SAP AG rolled its first set of customer relationship management applications out the door yesterday, successfully sticking to a deadline it made at its user conference earlier this year. The German software giant used the first day of the eBusiness Conference and Expo in New York Tuesday to announce the beta availability of its first six CRM modules: field sales, field service, internet sales, customer self service, service interaction center and business partner collaboration.

Although the actual applications won’t be generally available until May, George D’Auteuil, VP of CRM for SAP America, said the beta release was effectively on a controlled availability basis whereby SAP will help a select number of customers – he wouldn’t say how many – to go live with the software.

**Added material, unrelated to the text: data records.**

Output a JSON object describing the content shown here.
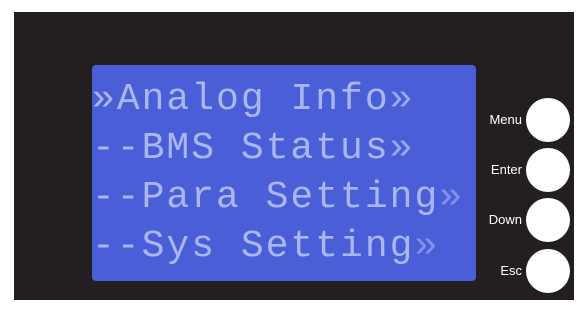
{
  "display": {
    "rows": [
      {
        "prefix": "»",
        "label": "Analog Info",
        "suffix": "»"
      },
      {
        "prefix": "--",
        "label": "BMS Status",
        "suffix": "»"
      },
      {
        "prefix": "--",
        "label": "Para Setting",
        "suffix": "»"
      },
      {
        "prefix": "--",
        "label": "Sys Setting",
        "suffix": "»"
      }
    ]
  },
  "keys": {
    "menu": "Menu",
    "enter": "Enter",
    "down": "Down",
    "esc": "Esc"
  },
  "colors": {
    "panel": "#231f20",
    "screen": "#4a5ed8",
    "text": "#a9b6f0",
    "button": "#ffffff"
  }
}
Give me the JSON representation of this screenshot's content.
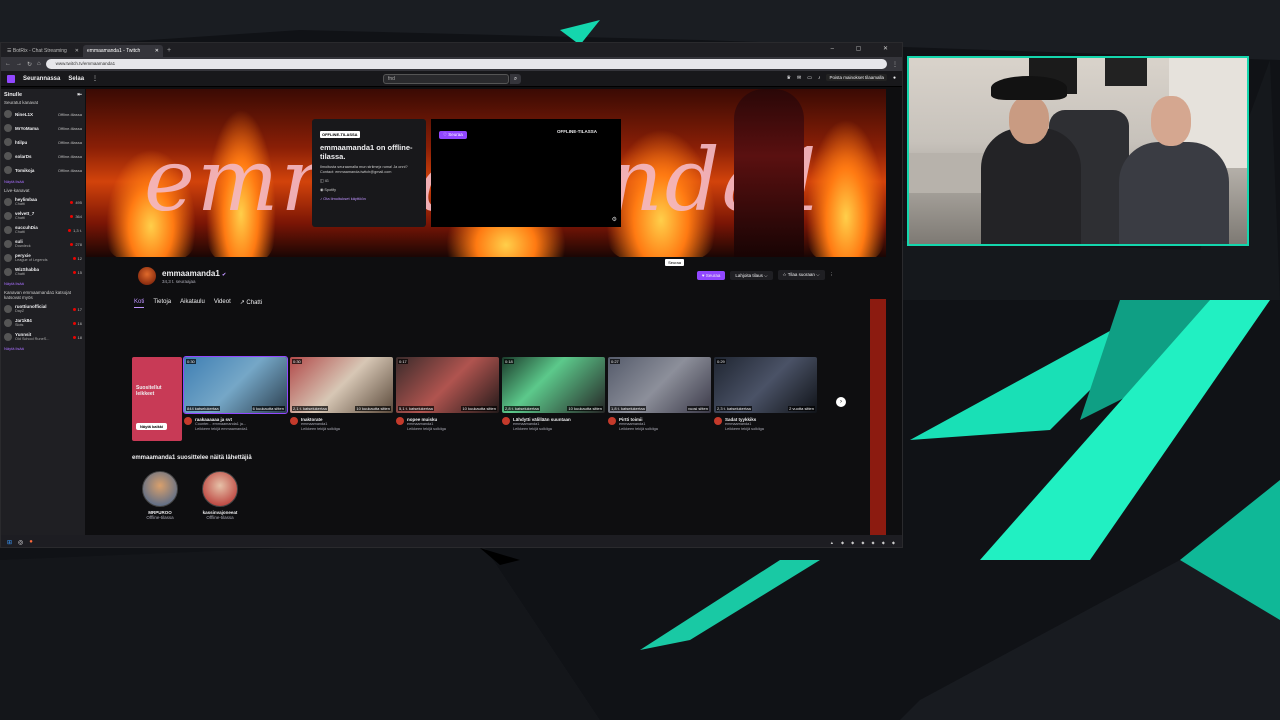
{
  "browser": {
    "tabs": [
      {
        "label": "☰ BotRix - Chat Streaming",
        "active": false
      },
      {
        "label": "emmaamanda1 - Twitch",
        "active": true
      }
    ],
    "url": "www.twitch.tv/emmaamanda1"
  },
  "twitch_nav": {
    "following": "Seurannassa",
    "browse": "Selaa",
    "search_value": "fnd",
    "promo": "Poista mainokset tilaamalla"
  },
  "sidebar": {
    "for_you": "Sinulle",
    "followed_title": "Seuratut kanavat",
    "followed": [
      {
        "name": "NineL1X",
        "status": "Offline-tilassa"
      },
      {
        "name": "MrYoMama",
        "status": "Offline-tilassa"
      },
      {
        "name": "htilpu",
        "status": "Offline-tilassa"
      },
      {
        "name": "solarDs",
        "status": "Offline-tilassa"
      },
      {
        "name": "Tomikoja",
        "status": "Offline-tilassa"
      }
    ],
    "show_more": "Näytä lisää",
    "live_title": "Live-kanavat",
    "live": [
      {
        "name": "heylimbaa",
        "game": "Chatti",
        "viewers": "495"
      },
      {
        "name": "velvett_7",
        "game": "Chatti",
        "viewers": "364"
      },
      {
        "name": "succuhDia",
        "game": "Chatti",
        "viewers": "1,3 t."
      },
      {
        "name": "suli",
        "game": "Dowdeck",
        "viewers": "278"
      },
      {
        "name": "peryxie",
        "game": "League of Legends",
        "viewers": "12"
      },
      {
        "name": "WizShabba",
        "game": "Chatti",
        "viewers": "15"
      }
    ],
    "show_more2": "Näytä lisää",
    "rec_title": "Kanavan emmaamanda1 katsojat katsovat myös",
    "rec": [
      {
        "name": "ruottiunofficial",
        "game": "DayZ",
        "viewers": "17"
      },
      {
        "name": "Jar1k84",
        "game": "Slots",
        "viewers": "16"
      },
      {
        "name": "Yunnsit",
        "game": "Old School RuneS...",
        "viewers": "18"
      }
    ],
    "show_more3": "Näytä lisää"
  },
  "offline_card": {
    "badge": "OFFLINE-TILASSA",
    "title": "emmaamanda1 on offline-tilassa.",
    "desc": "Ilmoitusta seuraamalla mun striimejz ruma! Ja onni? Contact: emmaamanda.twitch@gmail.com",
    "meta1": "IG",
    "meta2": "Spotify",
    "link": "Ota ilmoitukset käyttöön"
  },
  "player": {
    "follow": "♡ Seuraa",
    "offline_label": "OFFLINE-TILASSA"
  },
  "channel": {
    "name": "emmaamanda1",
    "followers": "34,3 t. seuraajaa",
    "tabs": [
      "Koti",
      "Tietoja",
      "Aikataulu",
      "Videot",
      "↗ Chatti"
    ],
    "follow_btn": "♥ Seuraa",
    "gift_btn": "Lahjoita tilaus ⌵",
    "sub_btn": "☆ Tilaa suoraan ⌵",
    "tooltip": "Seuraa",
    "more": "⋮"
  },
  "clips": {
    "intro_title": "Suositellut leikkeet",
    "intro_btn": "Näytä kaikki",
    "items": [
      {
        "dur": "0:30",
        "views": "844 katselukertaa",
        "ago": "6 kuukautta sitten",
        "title": "raakaaaaaa ja svt",
        "sub": "Counter... emmaamanda1 ja...",
        "sub2": "Leikkeen tekijä emmaamanda1"
      },
      {
        "dur": "0:30",
        "views": "2,1 t. katselukertaa",
        "ago": "10 kuukautta sitten",
        "title": "Inaktorate",
        "sub": "emmaamanda1",
        "sub2": "Leikkeen tekijä solkiiga"
      },
      {
        "dur": "0:17",
        "views": "5,1 t. katselukertaa",
        "ago": "10 kuukautta sitten",
        "title": "nopee muisku",
        "sub": "emmaamanda1",
        "sub2": "Leikkeen tekijä solkiiga"
      },
      {
        "dur": "0:18",
        "views": "2,8 t. katselukertaa",
        "ago": "10 kuukautta sitten",
        "title": "Lähdytti välillään suuntaan",
        "sub": "emmaamanda1",
        "sub2": "Leikkeen tekijä solkiiga"
      },
      {
        "dur": "0:27",
        "views": "1,8 t. katselukertaa",
        "ago": "vuosi sitten",
        "title": "Pirtti toimii",
        "sub": "emmaamanda1",
        "sub2": "Leikkeen tekijä solkiiga"
      },
      {
        "dur": "0:29",
        "views": "2,3 t. katselukertaa",
        "ago": "2 vuotta sitten",
        "title": "Sadat tyykkiks",
        "sub": "emmaamanda1",
        "sub2": "Leikkeen tekijä solkiiga"
      }
    ]
  },
  "recommended": {
    "title": "emmaamanda1 suosittelee näitä lähettäjiä",
    "items": [
      {
        "name": "MRPUROO",
        "status": "Offline-tilassa"
      },
      {
        "name": "kassinvajoneeat",
        "status": "Offline-tilassa"
      }
    ]
  },
  "colors": {
    "accent": "#9147ff",
    "cam_border": "#14d6ad"
  }
}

The delivery of the six modules marks SAP’s first real entrance in the highly-competitive CRM space, already dominated by the likes of Siebel Systems Inc, Vantive Corp (now owned by PeopleSoft) and Clarify Inc (owned by Nortel). Although some components of the new offerings have been available before (the pricing configuration engine for example), this is the first time the vendor has packaged them together into applications under the CRM umbrella. According to D’Auteuil, some 400 of SAP’s customers are using the existing components, although he admitted the number going live with the new modules wouldn’t amount to that many.

D’Auteuil said all six modules would be available across SAP’s 19 solution maps, where each map refers to a different vertical industry. Although the field sales and service modules were actually announced in March, their general availability – which was due in June this year – was delayed because the products had only been customized for three markets. Now they too will be available in all 19 industry sectors, D’Auteuil said. He added that five further CRM modules will be released by the second quarter of 2000, and the remaining five by the fourth quarter 2000. But he denied SAP stood to lose ground to it competitors, in particular Oracle Corp, by not speeding the release of its remaining CRM modules. Hasso [Plattner, SAP CEO] gets into a marketplace to win, he said, I think we’re starting to demonstrate that we have the ability to execute. We feel we can really take a leadership role in this space.